A small OUL specimen result example
What systems do with it
The sender is often a LIS, automation middleware, analyzer manager, or lab integration engine. The receiver may be another LIS, EHR, repository, public health system, or downstream analytics system. The receiver files results while preserving specimen and container identity.
That preservation is the point. If the receiving system only files "sodium 139" and discards the specimen/container trail, it may be losing the exact information that made OUL the right message in the first place.
How to read the structure
The message has optional patient and visit groups, then a required repeating specimen group. SPM identifies the specimen. Container groups under it use SAC and sometimes inventory detail. The order group contains OBR, optional ORC, timing, notes, observation groups, and clinical trial identifiers.
Observation groups under the order carry OBX, with optional TCD, SID, and NTE. Those extra segments are not decorative in automation-heavy labs; they can explain test code detail, substance identity, and comments tied to the observation.
Implementation traps
Do not convert OUL_R22 to ORU_R01 by throwing away SPM and SAC unless the receiver truly cannot store them. A lossy conversion may pass validation while losing traceability. If you must map to ORU, document where specimen ID, type, collection time, container ID, and instrument notes land.
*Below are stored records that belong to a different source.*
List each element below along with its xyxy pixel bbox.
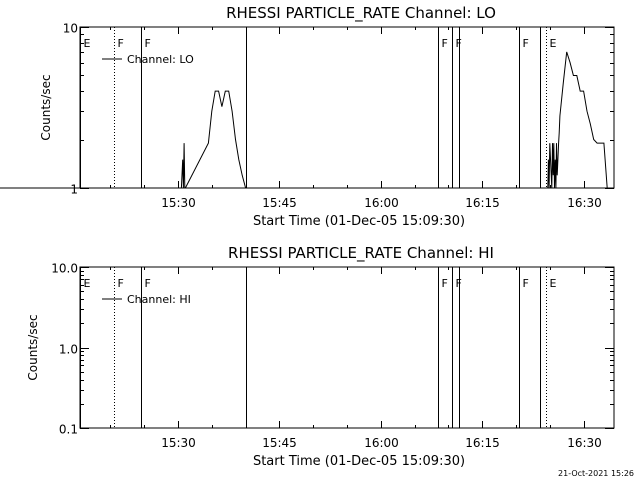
y-tick-label: 1 bbox=[70, 183, 78, 197]
x-axis-label: Start Time (01-Dec-05 15:09:30) bbox=[253, 214, 465, 229]
series-line bbox=[0, 51, 614, 189]
y-tick-label: 10 bbox=[63, 22, 78, 36]
x-tick-label: 16:15 bbox=[465, 436, 500, 450]
plot-frame bbox=[79, 26, 615, 189]
event-marker-label: F bbox=[456, 37, 462, 50]
legend-label: Channel: LO bbox=[127, 53, 194, 66]
x-tick-label: 16:00 bbox=[364, 196, 399, 210]
y-tick-label: 1.0 bbox=[59, 343, 78, 357]
lo-channel-panel: RHESSI PARTICLE_RATE Channel: LOE F F F F F E1… bbox=[0, 4, 615, 229]
x-tick-label: 16:15 bbox=[465, 196, 500, 210]
x-tick-label: 16:30 bbox=[567, 436, 602, 450]
event-marker-label: E bbox=[550, 277, 557, 290]
chart-title: RHESSI PARTICLE_RATE Channel: LO bbox=[226, 4, 496, 23]
y-axis-label: Counts/sec bbox=[39, 74, 53, 140]
x-tick-label: 15:30 bbox=[161, 196, 196, 210]
event-marker-label: F bbox=[118, 277, 124, 290]
legend-label: Channel: HI bbox=[127, 293, 191, 306]
footer-timestamp: 21-Oct-2021 15:26 bbox=[558, 469, 634, 478]
y-tick-label: 0.1 bbox=[59, 423, 78, 437]
event-marker-label: F bbox=[145, 277, 151, 290]
event-marker-label: F bbox=[145, 37, 151, 50]
event-marker-label: F bbox=[118, 37, 124, 50]
event-marker-label: F bbox=[442, 277, 448, 290]
x-tick-label: 15:30 bbox=[161, 436, 196, 450]
event-marker-label: E bbox=[84, 37, 91, 50]
x-tick-label: 15:45 bbox=[262, 196, 297, 210]
x-tick-label: 16:00 bbox=[364, 436, 399, 450]
chart-title: RHESSI PARTICLE_RATE Channel: HI bbox=[228, 244, 494, 263]
event-marker-label: F bbox=[456, 277, 462, 290]
y-tick-label: 10.0 bbox=[51, 262, 78, 276]
x-axis-label: Start Time (01-Dec-05 15:09:30) bbox=[253, 454, 465, 469]
event-marker-label: E bbox=[550, 37, 557, 50]
x-tick-label: 15:45 bbox=[262, 436, 297, 450]
x-tick-label: 16:30 bbox=[567, 196, 602, 210]
event-marker-label: F bbox=[442, 37, 448, 50]
y-axis-label: Counts/sec bbox=[26, 314, 40, 380]
event-marker-label: F bbox=[523, 37, 529, 50]
event-marker-label: E bbox=[84, 277, 91, 290]
plot-frame bbox=[79, 266, 615, 429]
hi-channel-panel: RHESSI PARTICLE_RATE Channel: HIE F F F F F E1… bbox=[26, 244, 615, 469]
event-marker-label: F bbox=[523, 277, 529, 290]
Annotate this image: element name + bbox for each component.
Also watch grouping. In OUL, the order sits under the specimen. That is different from ORU, where specimen is often subordinate to the order. Mapping between the two requires care when one specimen supports multiple orders or one order has multiple specimens.
Reference notes
HL7 and local generated structures describe OUL_R22 as the unsolicited specimen-oriented observation message. Public lab-ordering discussions describe OUL variants as common responses for laboratory order workflows when specimen, order, and observation orientation matters.